Summary: | Timeouts in multi-threaded apps can dead-lock the ORB | ||
---|---|---|---|
Product: | TAO | Reporter: | Carlos O'Ryan <coryan> |
Component: | ORB | Assignee: | Michael Kircher <Michael.Kircher> |
Status: | RESOLVED FIXED | ||
Severity: | blocker | ||
Priority: | P3 | ||
Version: | 1.1.13 | ||
Hardware: | All | ||
OS: | All | ||
Bug Depends on: | |||
Bug Blocks: | 132 |
Description
Carlos O'Ryan
2001-03-30 14:11:19 CST
Many of the changes to fix 132 cannot be fixed if this bug is not addressed.
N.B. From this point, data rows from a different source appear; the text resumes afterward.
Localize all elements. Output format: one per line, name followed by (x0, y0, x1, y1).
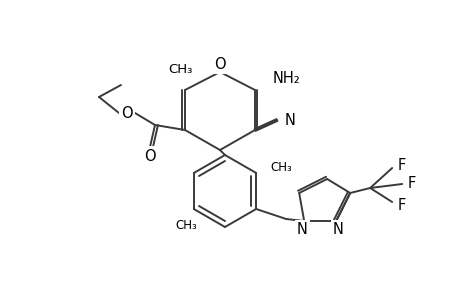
Text: F: F (396, 197, 404, 212)
Text: CH₃: CH₃ (168, 63, 192, 76)
Text: CH₃: CH₃ (174, 219, 196, 232)
Text: NH₂: NH₂ (272, 70, 300, 86)
Text: N: N (332, 223, 343, 238)
Text: O: O (214, 56, 225, 71)
Text: F: F (406, 176, 414, 191)
Text: F: F (396, 158, 404, 172)
Text: N: N (296, 223, 307, 238)
Text: O: O (144, 148, 156, 164)
Text: N: N (285, 112, 295, 128)
Text: CH₃: CH₃ (269, 160, 291, 173)
Text: O: O (121, 106, 133, 121)
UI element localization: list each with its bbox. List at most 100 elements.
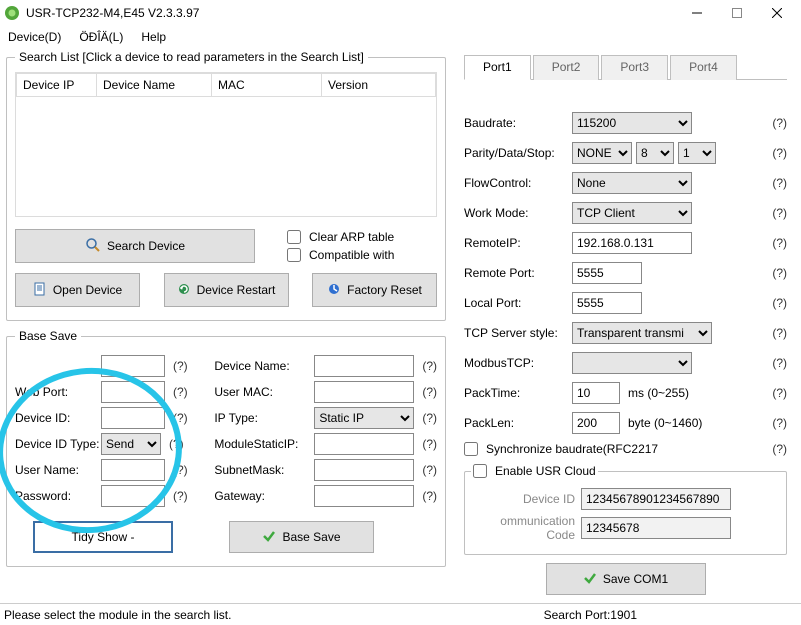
help-icon[interactable]: (?) <box>772 326 787 340</box>
remoteport-input[interactable] <box>572 262 642 284</box>
tab-port3[interactable]: Port3 <box>601 55 668 80</box>
help-icon[interactable]: (?) <box>772 386 787 400</box>
device-restart-button[interactable]: Device Restart <box>164 273 289 307</box>
clear-arp-checkbox[interactable]: Clear ARP table <box>287 230 394 244</box>
help-icon[interactable]: (?) <box>422 437 437 451</box>
remoteip-label: RemoteIP: <box>464 236 572 250</box>
help-icon[interactable]: (?) <box>772 206 787 220</box>
ip-input[interactable] <box>101 355 165 377</box>
static-ip-input[interactable] <box>314 433 414 455</box>
password-input[interactable] <box>101 485 165 507</box>
username-label: User Name: <box>15 463 101 477</box>
databits-select[interactable]: 8 <box>636 142 674 164</box>
save-com-button[interactable]: Save COM1 <box>546 563 706 595</box>
status-port: Search Port:1901 <box>544 608 637 622</box>
username-input[interactable] <box>101 459 165 481</box>
web-port-input[interactable] <box>101 381 165 403</box>
help-icon[interactable]: (?) <box>772 356 787 370</box>
title-bar: USR-TCP232-M4,E45 V2.3.3.97 <box>0 0 801 26</box>
col-version[interactable]: Version <box>322 74 436 97</box>
help-icon[interactable]: (?) <box>772 146 787 160</box>
remoteip-input[interactable] <box>572 232 692 254</box>
search-list-legend: Search List [Click a device to read para… <box>15 50 368 64</box>
sync-baudrate-checkbox[interactable]: Synchronize baudrate(RFC2217 <box>464 442 658 456</box>
help-icon[interactable]: (?) <box>422 359 437 373</box>
help-icon[interactable]: (?) <box>173 359 188 373</box>
gateway-input[interactable] <box>314 485 414 507</box>
stopbits-select[interactable]: 1 <box>678 142 716 164</box>
tcpserverstyle-select[interactable]: Transparent transmi <box>572 322 712 344</box>
close-button[interactable] <box>757 0 797 26</box>
help-icon[interactable]: (?) <box>173 411 188 425</box>
device-name-label: Device Name: <box>214 359 314 373</box>
device-name-input[interactable] <box>314 355 414 377</box>
app-icon <box>4 5 20 21</box>
help-icon[interactable]: (?) <box>422 463 437 477</box>
restart-icon <box>177 282 191 299</box>
menu-language[interactable]: ÖĐÎÄ(L) <box>77 28 125 46</box>
flowcontrol-select[interactable]: None <box>572 172 692 194</box>
device-id-label: Device ID: <box>15 411 101 425</box>
col-mac[interactable]: MAC <box>212 74 322 97</box>
remoteport-label: Remote Port: <box>464 266 572 280</box>
help-icon[interactable]: (?) <box>772 266 787 280</box>
user-mac-input[interactable] <box>314 381 414 403</box>
parity-select[interactable]: NONE <box>572 142 632 164</box>
ip-type-label: IP Type: <box>214 411 314 425</box>
cloud-commcode-label: ommunication Code <box>471 514 581 542</box>
help-icon[interactable]: (?) <box>772 236 787 250</box>
subnet-mask-input[interactable] <box>314 459 414 481</box>
device-id-type-select[interactable]: Send <box>101 433 161 455</box>
help-icon[interactable]: (?) <box>772 296 787 310</box>
usr-cloud-group: Enable USR Cloud Device ID ommunication … <box>464 464 787 555</box>
password-label: Password: <box>15 489 101 503</box>
workmode-select[interactable]: TCP Client <box>572 202 692 224</box>
packtime-input[interactable] <box>572 382 620 404</box>
col-device-ip[interactable]: Device IP <box>17 74 97 97</box>
menu-bar: Device(D) ÖĐÎÄ(L) Help <box>0 26 801 50</box>
tidy-show-button[interactable]: Tidy Show - <box>33 521 173 553</box>
menu-device[interactable]: Device(D) <box>6 28 63 46</box>
maximize-button[interactable] <box>717 0 757 26</box>
search-icon <box>85 237 101 256</box>
factory-reset-button[interactable]: Factory Reset <box>312 273 437 307</box>
compatible-checkbox[interactable]: Compatible with <box>287 248 394 262</box>
help-icon[interactable]: (?) <box>173 385 188 399</box>
open-device-button[interactable]: Open Device <box>15 273 140 307</box>
help-icon[interactable]: (?) <box>422 385 437 399</box>
device-id-input[interactable] <box>101 407 165 429</box>
help-icon[interactable]: (?) <box>772 116 787 130</box>
device-table[interactable]: Device IP Device Name MAC Version <box>15 72 437 217</box>
base-save-group: Base Save (?) Web Port:(?) Device ID:(?)… <box>6 329 446 567</box>
base-save-button[interactable]: Base Save <box>229 521 374 553</box>
help-icon[interactable]: (?) <box>173 463 188 477</box>
modbus-select[interactable] <box>572 352 692 374</box>
help-icon[interactable]: (?) <box>422 411 437 425</box>
cloud-commcode-input[interactable] <box>581 517 731 539</box>
help-icon[interactable]: (?) <box>173 489 188 503</box>
gateway-label: Gateway: <box>214 489 314 503</box>
tab-port2[interactable]: Port2 <box>533 55 600 80</box>
col-device-name[interactable]: Device Name <box>97 74 212 97</box>
tab-port4[interactable]: Port4 <box>670 55 737 80</box>
static-ip-label: ModuleStaticIP: <box>214 437 314 451</box>
menu-help[interactable]: Help <box>139 28 168 46</box>
cloud-deviceid-input[interactable] <box>581 488 731 510</box>
packlen-input[interactable] <box>572 412 620 434</box>
help-icon[interactable]: (?) <box>772 442 787 456</box>
tab-port1[interactable]: Port1 <box>464 55 531 80</box>
help-icon[interactable]: (?) <box>772 176 787 190</box>
localport-input[interactable] <box>572 292 642 314</box>
packtime-unit: ms (0~255) <box>628 386 689 400</box>
baudrate-select[interactable]: 115200 <box>572 112 692 134</box>
localport-label: Local Port: <box>464 296 572 310</box>
minimize-button[interactable] <box>677 0 717 26</box>
search-device-button[interactable]: Search Device <box>15 229 255 263</box>
ip-type-select[interactable]: Static IP <box>314 407 414 429</box>
help-icon[interactable]: (?) <box>169 437 184 451</box>
baudrate-label: Baudrate: <box>464 116 572 130</box>
enable-cloud-checkbox[interactable]: Enable USR Cloud <box>473 464 596 478</box>
help-icon[interactable]: (?) <box>772 416 787 430</box>
cloud-deviceid-label: Device ID <box>471 492 581 506</box>
help-icon[interactable]: (?) <box>422 489 437 503</box>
A few more details about this bug: I believe the Wait_On_Leader_Followers does not consider the scenario where thread A is a follower thread waiting for a reply with some timeout. Meanwhile thread B is the leader, it completes its work and signals A to become the new leader. However, before A realizes this it wakes up because of the timeout. The remove_follower() operation fails because it has already been removed by thread B (as part of the promotion to leader role), but even worse, thread A now simply returns, without electing a new leader. The ORB is now deadlocked unless another thread joins the leader/follower set. This is just a guess based on a brief inspection of the code, so take it with a grain of salt. If this is true probably the best fix is to use a guard idiom to ensure that a new leader is elected, no matter what exit path is used from the wait() operation. Assigned to Michael, he seems to have fixed it already. Carlos and I think we resolved this bug, though we were not able to reproduce the deadlock without this fix. Thu Apr 5 13:50:00 2001 Michael Kircher <Michael.Kircher@mchp.siemens.de> * tao/Wait_On_Leader_Follower.cpp: Carlos and I worked on a fix for [Bug 842]. This involves electing a new leader if a follower got elected but concurrently also received a timeout. In such cases a dead-lock could occur, but this fix prevents it from happening, as the leaving follower elects a new leader, as itself cannot fulfill that role. Such situations are detected by the condition that a timeout occured, remove_follower fails and reply_received equals 0. This fix applies exactly in such situations. |